Quelle: Thomas Tschörner

Seelze. Bei einer Bürgerversammlung im Forum des Schulzentrums hat Bürgermeister Detlef Schallhorn am Donnerstagabend ein düsteres Bild gezeichnet, sollte die Bahntrasse aus dem Entwurf des Bundesverkehrswegeplans 2030 jemals Wirklichkeit werden. Von Letter abzweigend sollen zwei Gleise nördlich von Harenberg und Döteberg durch den Bereich Seelze-Süd und weiter zwischen Almhorst und Almhorster Wald in Richtung Barsinghäuser Gebiet verlaufen. "Allein die Planung ist für Seelze eine große Katastrophe, denn dadurch entsteht eine jahrelange große Unsicherheit bei allen Betroffen wie Grundstückseigentümer, potentielle Käufer und Gewerbetreibende", sagte Schallhorn vor rund 350 Zuhörern, von denen viele im Forum keinen Sitzplatz mehr fanden und deshalb stehen mussten. Seelze-Süd sei in den Planungen überhaupt nicht berücksichtigt worden.

Die Umsetzbarkeit der weiteren Planungen für das Neubaugebiet Seelze-Süd, für das ein vierter Bauabschnitt im Gespräch ist, würden massiv erschwert. Es drohten Schadensersatzansprüche, und die Stadt würde erheblich an Glaubwürdigkeit verlieren. Zudem würde das Stadtgebiet durchschnitten, weitere Entwicklungsmöglichkeiten würden stark eingeschränkt. Auch die Ansiedlung eines Nahversorgers würde erschwert. Betroffen seien aber auch die Bürger, die mit Wertverlusten ihrer Immobilien rechnen müssten.

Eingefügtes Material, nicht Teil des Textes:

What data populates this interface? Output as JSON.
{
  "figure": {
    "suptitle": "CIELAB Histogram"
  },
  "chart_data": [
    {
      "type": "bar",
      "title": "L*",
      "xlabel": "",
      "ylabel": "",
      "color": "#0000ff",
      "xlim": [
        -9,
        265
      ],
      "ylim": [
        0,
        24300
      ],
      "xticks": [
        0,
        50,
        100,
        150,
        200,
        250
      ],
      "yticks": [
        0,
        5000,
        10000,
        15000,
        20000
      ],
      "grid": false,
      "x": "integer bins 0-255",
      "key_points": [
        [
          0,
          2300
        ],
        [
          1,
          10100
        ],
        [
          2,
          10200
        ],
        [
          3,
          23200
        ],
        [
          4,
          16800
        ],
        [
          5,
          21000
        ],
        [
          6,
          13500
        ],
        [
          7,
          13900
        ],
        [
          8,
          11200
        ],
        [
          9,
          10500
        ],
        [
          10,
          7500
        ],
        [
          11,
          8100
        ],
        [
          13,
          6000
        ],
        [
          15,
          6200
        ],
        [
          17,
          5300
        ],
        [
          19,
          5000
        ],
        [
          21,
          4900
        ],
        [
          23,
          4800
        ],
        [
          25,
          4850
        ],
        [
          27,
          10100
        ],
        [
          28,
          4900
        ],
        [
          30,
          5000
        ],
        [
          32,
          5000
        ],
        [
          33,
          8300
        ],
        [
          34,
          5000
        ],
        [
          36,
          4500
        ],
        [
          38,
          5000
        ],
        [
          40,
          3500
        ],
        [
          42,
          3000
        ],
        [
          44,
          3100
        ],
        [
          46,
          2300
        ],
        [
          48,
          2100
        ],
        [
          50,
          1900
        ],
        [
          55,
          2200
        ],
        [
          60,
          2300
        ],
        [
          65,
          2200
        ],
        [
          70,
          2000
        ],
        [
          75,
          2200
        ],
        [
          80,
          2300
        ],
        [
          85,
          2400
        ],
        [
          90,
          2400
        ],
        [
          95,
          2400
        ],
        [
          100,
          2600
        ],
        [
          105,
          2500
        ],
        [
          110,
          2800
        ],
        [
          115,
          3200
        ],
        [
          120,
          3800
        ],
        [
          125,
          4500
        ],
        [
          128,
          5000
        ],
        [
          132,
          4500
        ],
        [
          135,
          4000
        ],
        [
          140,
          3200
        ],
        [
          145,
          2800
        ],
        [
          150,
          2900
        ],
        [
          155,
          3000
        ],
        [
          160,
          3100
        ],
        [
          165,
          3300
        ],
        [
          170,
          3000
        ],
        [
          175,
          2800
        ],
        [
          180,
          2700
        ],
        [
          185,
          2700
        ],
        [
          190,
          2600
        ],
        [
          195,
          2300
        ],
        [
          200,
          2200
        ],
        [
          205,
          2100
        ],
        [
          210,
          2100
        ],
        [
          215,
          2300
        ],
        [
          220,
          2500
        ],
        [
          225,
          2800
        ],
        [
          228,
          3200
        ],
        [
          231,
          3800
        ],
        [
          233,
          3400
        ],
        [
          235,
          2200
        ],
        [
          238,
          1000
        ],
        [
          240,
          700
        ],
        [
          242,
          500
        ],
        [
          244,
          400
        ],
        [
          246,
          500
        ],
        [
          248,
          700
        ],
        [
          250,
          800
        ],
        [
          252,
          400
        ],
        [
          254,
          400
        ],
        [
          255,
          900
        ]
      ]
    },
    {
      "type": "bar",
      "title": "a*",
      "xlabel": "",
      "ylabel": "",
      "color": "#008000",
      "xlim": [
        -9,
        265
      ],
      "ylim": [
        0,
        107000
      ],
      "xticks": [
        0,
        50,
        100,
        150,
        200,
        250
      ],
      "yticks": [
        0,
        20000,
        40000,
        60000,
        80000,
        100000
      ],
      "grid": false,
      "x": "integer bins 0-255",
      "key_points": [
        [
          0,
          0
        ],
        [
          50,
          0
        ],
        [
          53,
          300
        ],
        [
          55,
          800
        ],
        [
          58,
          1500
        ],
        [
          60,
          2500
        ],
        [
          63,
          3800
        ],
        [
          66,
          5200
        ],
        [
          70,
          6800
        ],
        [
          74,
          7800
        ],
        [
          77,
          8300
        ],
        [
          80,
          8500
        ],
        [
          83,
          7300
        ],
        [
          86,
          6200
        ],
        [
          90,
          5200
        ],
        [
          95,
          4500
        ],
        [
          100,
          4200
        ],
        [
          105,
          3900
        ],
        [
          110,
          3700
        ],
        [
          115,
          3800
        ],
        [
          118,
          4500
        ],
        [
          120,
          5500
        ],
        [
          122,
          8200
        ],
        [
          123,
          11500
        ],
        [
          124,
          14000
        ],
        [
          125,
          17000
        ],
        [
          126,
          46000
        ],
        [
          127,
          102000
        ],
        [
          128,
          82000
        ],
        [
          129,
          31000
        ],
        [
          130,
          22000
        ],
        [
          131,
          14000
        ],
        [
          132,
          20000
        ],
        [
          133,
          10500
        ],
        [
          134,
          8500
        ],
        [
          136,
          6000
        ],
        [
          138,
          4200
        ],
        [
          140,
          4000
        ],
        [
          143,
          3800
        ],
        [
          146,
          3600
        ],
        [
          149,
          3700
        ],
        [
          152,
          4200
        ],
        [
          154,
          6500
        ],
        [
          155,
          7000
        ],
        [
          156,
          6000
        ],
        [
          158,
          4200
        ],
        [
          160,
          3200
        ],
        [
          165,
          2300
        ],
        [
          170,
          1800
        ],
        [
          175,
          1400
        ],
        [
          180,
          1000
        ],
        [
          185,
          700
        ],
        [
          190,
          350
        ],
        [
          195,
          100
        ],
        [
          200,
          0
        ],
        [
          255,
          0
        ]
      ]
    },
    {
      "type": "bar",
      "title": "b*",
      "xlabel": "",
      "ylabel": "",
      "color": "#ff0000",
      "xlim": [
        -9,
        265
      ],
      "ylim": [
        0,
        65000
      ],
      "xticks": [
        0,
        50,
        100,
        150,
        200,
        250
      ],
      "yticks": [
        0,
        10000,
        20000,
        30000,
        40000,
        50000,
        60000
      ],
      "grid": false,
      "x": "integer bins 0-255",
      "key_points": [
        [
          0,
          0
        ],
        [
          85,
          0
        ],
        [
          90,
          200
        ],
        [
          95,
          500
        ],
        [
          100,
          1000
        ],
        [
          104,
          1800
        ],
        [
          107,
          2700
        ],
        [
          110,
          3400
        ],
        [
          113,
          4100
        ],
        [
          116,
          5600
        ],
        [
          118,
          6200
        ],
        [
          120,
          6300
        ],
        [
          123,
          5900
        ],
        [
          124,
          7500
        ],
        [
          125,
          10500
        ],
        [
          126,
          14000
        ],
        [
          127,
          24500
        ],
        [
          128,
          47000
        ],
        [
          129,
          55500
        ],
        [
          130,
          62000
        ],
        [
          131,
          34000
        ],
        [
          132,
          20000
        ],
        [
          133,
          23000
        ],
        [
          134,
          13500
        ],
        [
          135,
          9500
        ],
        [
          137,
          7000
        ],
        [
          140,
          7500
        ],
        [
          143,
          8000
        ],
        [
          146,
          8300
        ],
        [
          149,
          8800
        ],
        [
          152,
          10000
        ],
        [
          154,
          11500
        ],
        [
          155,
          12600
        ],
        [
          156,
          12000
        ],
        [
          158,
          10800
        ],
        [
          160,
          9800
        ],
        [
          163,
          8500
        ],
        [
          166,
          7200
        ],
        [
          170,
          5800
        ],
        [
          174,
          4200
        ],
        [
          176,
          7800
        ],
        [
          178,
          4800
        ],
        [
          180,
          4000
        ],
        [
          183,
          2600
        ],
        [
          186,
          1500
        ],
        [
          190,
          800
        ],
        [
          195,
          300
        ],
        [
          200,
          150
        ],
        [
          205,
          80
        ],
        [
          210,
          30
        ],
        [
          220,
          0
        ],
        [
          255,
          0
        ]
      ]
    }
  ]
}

Eine Nachricht, die viele Seelzer hoffen lässt, hatte Grünen-Ortsverbandsvorsitzender Ralf Marter im Gepäck. Marter hatte vor der Versammlung gemeinsam mit Seelzes Grünen-Fraktionschef Knut Werner und der Landtagsabgeordneten Mareet Westphely ein Gespräch mit Vertretern der Deutschen Bahn geführt. "Die Idee kommt nicht von der Deutschen Bahn, das kommt vom Land", sagte Marter. Die Bahn habe andere Wünsche und wolle im Raum Kassel die sogenannte Kasseler Kurve bauen. Damit könnte die derzeit vom Güterverkehr stark belastete Strecke Hannover-Minden entlastet werden, und die Bahn hätte im Süden mehr Kapazitäten für den Güterverkehr. Dies würde die Bahn in ihrer Stellungnahme auch schreiben, erklärte Marter.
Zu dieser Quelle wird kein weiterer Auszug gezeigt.